Related Reading: 25 Motivating Divorce Quotes to Help You Move On
18. Cultivate a fulfilling career to get over the relationship obsession
In this race of wanting a perfect partner, we often forget about other aspects of life. Invest your time and energy in building a satisfying professional life that brings you a sense of purpose. This can provide a source of purpose and accomplishment, reducing the sole focus on finding a partner.
Start the journey of personal and professional growth, and you’ll discover that true contentment arises from a well-rounded life. By channeling your passion and energy into building a rewarding career, you’ll develop a stronger sense of self.
19. Engage in self-reflection
Evaluate your own wants, needs, and values regularly. Ensure that your desires for a relationship align with your authentic self. Wanting a relationship is great but requires a lot of consideration.
- Through regular introspection, you’ll develop a deeper understanding of what you truly seek in a relationship
- Through the process of self-discovery, you’ll find that the desire for a meaningful partnership arises from a place of authenticity, rather than a need for someone to distract from or resolve your issues
- You’ll then be able to foster a genuine connection that complements your life, and not completes your life
20. Practice patience and trust in timing
True connections often come when you least expect them. Trust the journey and know that the right partner will come into your life when the time is right. Don’t try to rush things and learn to go with the flow. Practice patience and trust the timing of life — Have faith in the right person finding you.

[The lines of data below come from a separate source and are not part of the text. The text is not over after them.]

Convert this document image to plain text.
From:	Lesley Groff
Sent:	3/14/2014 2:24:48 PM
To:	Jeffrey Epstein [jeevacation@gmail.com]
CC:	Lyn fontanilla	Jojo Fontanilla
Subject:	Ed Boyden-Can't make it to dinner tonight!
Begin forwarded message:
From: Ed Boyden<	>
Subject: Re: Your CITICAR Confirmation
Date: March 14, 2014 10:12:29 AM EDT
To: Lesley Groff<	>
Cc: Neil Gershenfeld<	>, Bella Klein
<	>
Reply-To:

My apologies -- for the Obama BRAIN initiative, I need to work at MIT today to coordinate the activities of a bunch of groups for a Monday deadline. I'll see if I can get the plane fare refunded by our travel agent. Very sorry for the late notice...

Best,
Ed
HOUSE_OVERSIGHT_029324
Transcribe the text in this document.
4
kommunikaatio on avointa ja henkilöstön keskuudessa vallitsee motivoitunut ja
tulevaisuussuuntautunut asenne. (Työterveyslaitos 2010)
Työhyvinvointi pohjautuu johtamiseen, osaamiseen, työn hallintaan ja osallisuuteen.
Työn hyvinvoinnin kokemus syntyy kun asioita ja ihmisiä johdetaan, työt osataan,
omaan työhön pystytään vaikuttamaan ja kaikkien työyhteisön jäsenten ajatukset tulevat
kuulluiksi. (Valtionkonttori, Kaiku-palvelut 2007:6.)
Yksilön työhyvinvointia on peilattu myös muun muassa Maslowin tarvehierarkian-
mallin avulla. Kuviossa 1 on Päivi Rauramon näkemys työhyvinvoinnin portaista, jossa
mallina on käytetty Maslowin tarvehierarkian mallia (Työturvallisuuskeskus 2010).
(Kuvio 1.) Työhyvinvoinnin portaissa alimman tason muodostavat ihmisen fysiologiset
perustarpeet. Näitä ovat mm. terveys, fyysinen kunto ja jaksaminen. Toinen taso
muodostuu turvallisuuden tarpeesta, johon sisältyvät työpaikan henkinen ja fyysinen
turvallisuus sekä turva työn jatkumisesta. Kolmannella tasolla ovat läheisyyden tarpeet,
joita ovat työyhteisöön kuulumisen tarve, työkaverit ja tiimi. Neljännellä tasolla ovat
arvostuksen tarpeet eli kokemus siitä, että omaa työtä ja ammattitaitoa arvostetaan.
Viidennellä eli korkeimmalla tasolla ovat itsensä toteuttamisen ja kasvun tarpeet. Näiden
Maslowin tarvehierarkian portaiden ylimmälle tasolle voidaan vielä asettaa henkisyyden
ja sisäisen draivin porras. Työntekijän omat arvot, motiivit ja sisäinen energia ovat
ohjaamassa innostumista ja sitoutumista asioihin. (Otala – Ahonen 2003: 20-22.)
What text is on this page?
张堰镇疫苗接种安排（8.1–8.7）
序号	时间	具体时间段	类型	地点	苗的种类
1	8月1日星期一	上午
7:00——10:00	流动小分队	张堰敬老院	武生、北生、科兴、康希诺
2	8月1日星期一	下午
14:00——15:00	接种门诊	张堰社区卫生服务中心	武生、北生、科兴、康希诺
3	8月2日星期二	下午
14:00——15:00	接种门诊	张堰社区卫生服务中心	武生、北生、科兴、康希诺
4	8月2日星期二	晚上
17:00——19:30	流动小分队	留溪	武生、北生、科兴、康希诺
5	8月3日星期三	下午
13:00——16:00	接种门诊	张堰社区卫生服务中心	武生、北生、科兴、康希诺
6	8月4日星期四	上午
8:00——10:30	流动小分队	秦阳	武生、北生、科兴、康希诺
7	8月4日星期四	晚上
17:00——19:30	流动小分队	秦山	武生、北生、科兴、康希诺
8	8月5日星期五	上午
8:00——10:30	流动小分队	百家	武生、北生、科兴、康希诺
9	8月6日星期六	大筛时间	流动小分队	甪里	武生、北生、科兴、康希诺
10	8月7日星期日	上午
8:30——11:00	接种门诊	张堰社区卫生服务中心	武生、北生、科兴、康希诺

- Many people in our relationship-obsessed society are highly focused on finding a partner to stop feeling lonely and to be desired. So, it is possible that you feel desperate to find a relationship hero because of social pressure or just to rescue you from your mundane life
- Before finding a partner, you need to first focus on yourself and feel accepted by yourself
- If all your attention goes toward finding your right person, you spend a lot of your energy chasing this dream. So to stop wanting a relationship for some time, turn the focus inward and introspect on your values, support network, core needs, and career
- Some other ways to get over the intense longing: Quit dating apps for a while, learn a new language, change up your daily routine, focus a lot more on your friendships, or maybe even volunteer for a cause you care deeply about
In conclusion, breaking free from the relentless pursuit of a romantic relationship is a transformative journey. By implementing the 20 practical tips provided in this article, you can stop wanting a relationship so desperately by redirecting your focus and discovering your independence.
If you still want a romantic relationship, first focus on self-love, obtain a healthier mindset, and work on your personal goals. By letting go of societal expectations and embracing personal growth, you can get rid of the urgent desire for a relationship and discover a deep sense of contentment in your own life.